Após a realização da audiência pública, na segunda-feira (28), ficou definido que as siderúrgicas denunciadas pela população em Divinópolis, por causa da poluição, terão 45 dias para enviar relatório à Comissão de Participação Popular da Câmara Municipal informando o que é feito para minimizar a emissão dos poluentes no ar.

De acordo com a assessoria de comunicação do vereador Roger Viegas, presidente da Comissão, durante a audiência, que durou cerca de duas horas, representantes das siderúrgicas informaram que todos os filtros estão ligados e que são feitas manutenções periodicamente.

O vereador solicitou aos representantes que enviassem estes relatórios e ainda definiu que, juntamente com a Comissão de Saúde da Câmara e engenheiros responsáveis, irão fazer visitas as siderúrgicas, ainda sem data definida.

Representantes da Superintendência Regional de Meio Ambiente e Desenvolvimento Sustentável (Supram) de Divinópolis e da Secretaria de Planejamento Urbano e Meio Ambiente (Seplam) não compareceram.
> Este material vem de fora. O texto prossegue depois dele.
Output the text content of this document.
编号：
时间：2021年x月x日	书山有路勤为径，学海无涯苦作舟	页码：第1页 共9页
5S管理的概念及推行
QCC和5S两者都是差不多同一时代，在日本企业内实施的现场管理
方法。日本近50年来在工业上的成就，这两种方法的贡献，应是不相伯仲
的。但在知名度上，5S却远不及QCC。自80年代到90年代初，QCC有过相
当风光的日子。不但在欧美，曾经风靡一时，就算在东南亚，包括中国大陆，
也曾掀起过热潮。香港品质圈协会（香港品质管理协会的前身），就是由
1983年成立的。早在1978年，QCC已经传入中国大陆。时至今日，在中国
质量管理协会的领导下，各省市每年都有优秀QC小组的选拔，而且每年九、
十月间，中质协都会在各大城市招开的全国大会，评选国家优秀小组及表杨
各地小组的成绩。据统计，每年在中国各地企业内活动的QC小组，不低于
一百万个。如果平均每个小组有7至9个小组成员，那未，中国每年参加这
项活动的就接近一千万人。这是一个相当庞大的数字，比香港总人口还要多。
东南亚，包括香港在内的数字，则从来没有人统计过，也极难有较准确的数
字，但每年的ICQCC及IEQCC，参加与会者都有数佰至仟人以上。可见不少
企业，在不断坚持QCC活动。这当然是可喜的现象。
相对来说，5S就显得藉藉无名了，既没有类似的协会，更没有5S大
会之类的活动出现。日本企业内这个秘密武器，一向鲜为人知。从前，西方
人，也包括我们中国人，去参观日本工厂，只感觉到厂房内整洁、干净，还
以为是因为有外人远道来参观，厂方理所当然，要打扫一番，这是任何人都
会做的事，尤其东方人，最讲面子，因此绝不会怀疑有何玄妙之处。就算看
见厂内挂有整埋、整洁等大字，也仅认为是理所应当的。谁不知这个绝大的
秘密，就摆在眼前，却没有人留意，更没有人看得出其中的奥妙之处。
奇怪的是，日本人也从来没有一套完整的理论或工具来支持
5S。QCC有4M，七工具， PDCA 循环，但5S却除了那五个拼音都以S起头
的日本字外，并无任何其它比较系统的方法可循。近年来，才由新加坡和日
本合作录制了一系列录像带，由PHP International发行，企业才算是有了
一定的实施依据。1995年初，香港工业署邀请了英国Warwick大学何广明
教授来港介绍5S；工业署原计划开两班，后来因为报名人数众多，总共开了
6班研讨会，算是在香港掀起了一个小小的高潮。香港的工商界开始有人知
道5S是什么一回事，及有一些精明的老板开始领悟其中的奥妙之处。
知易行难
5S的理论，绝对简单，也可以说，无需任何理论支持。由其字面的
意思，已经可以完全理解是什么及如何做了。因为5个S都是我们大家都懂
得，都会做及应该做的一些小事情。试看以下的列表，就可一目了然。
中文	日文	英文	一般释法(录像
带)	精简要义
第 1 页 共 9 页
A Supram alegou que atende mais de 60 cidades na região e conta apenas com quatro fiscais e não teriam disponibilidade para participar da audiência.

Em contato com o portal G1, o secretário municipal de Meio Ambiente, Clever Greco informou que não participou da audiência pública porque tinha outro compromisso no mesmo horário. Segundo ele, Divinópolis já teve mais de 20 siderúrgicas em funcionamento e hoje são seis. “A fiscalização é responsabilidade do estado. Não fui notificado antes, mas a partir desta semana vamos oberservar e avaliar individualmente cada siderúrgica e se constatarmos algo, vamos provocar a Supram a fiscalizar”.

Denúncias

O morador do bairro Nossa Senhora das Graças, Randal Wender conta que nos últimos 15 dias tirou cerca de 400 fotos e a poluição aumentou consideravelmente. “Quando o bairro começou a crescer a Gerdau já estava lá e a situação não era assim. Além do pó solto pelas chaminés, há também muito barulho a noite das máquinas. A Gerdau já soltou uma nota dizendo que os equipamentos estão com os filtros necessários, porém não está sendo suficiente para conter a poluição”, disse.

Representando a Associação de moradores do bairro Porto Velho, José Onésio disse que a reclamação dos moradores a respeito da empresa Gerdau é constante há anos, o pó do grafite é um dos mais prejudiciais para a saúde de quem mora naquela região. “Já fizemos várias reuniões e audiências públicas e nunca resolveu nada, devido às reclamações serem direcionadas a empresas privadas e no fim são apenas aplicadas multas”, frisou.

A empresa informou que possui dez despoeiramentos e que capta o pó e o dissolve em micropartículas, além de monitorar os 16 pontos fixos que fazem emissão da fumaça.

Moradora do Bairro Icaraí, Jéssica Milagre Couto contou que a situação é insuportável diariamente. “Inclusive na hora do almoço, estamos comendo e o pó caindo em cima da comida. O meu irmão tem bronquite, o meu pai tem problemas respiratórios e ambos têm dificuldade de dormir, além da casa não ficar limpa com o pó e o tempo seco. A noite a situação piora e a fumaça é ainda grossa e intensa. Tenho vídeos da fumaça caindo, e com a siderúrgica que havia lá anteriormente não ocorria este tipo de poluição tão visível”, contou.

A Fergosul, situada no Bairro Icaraí, informou que estes problemas são recorrentes neste ramo de siderurgia e que já foram investidos mais de R$1 milhão em equipamentos para melhorar a manutenção, além de disponibilizar dois caminhões pipa para os bairros.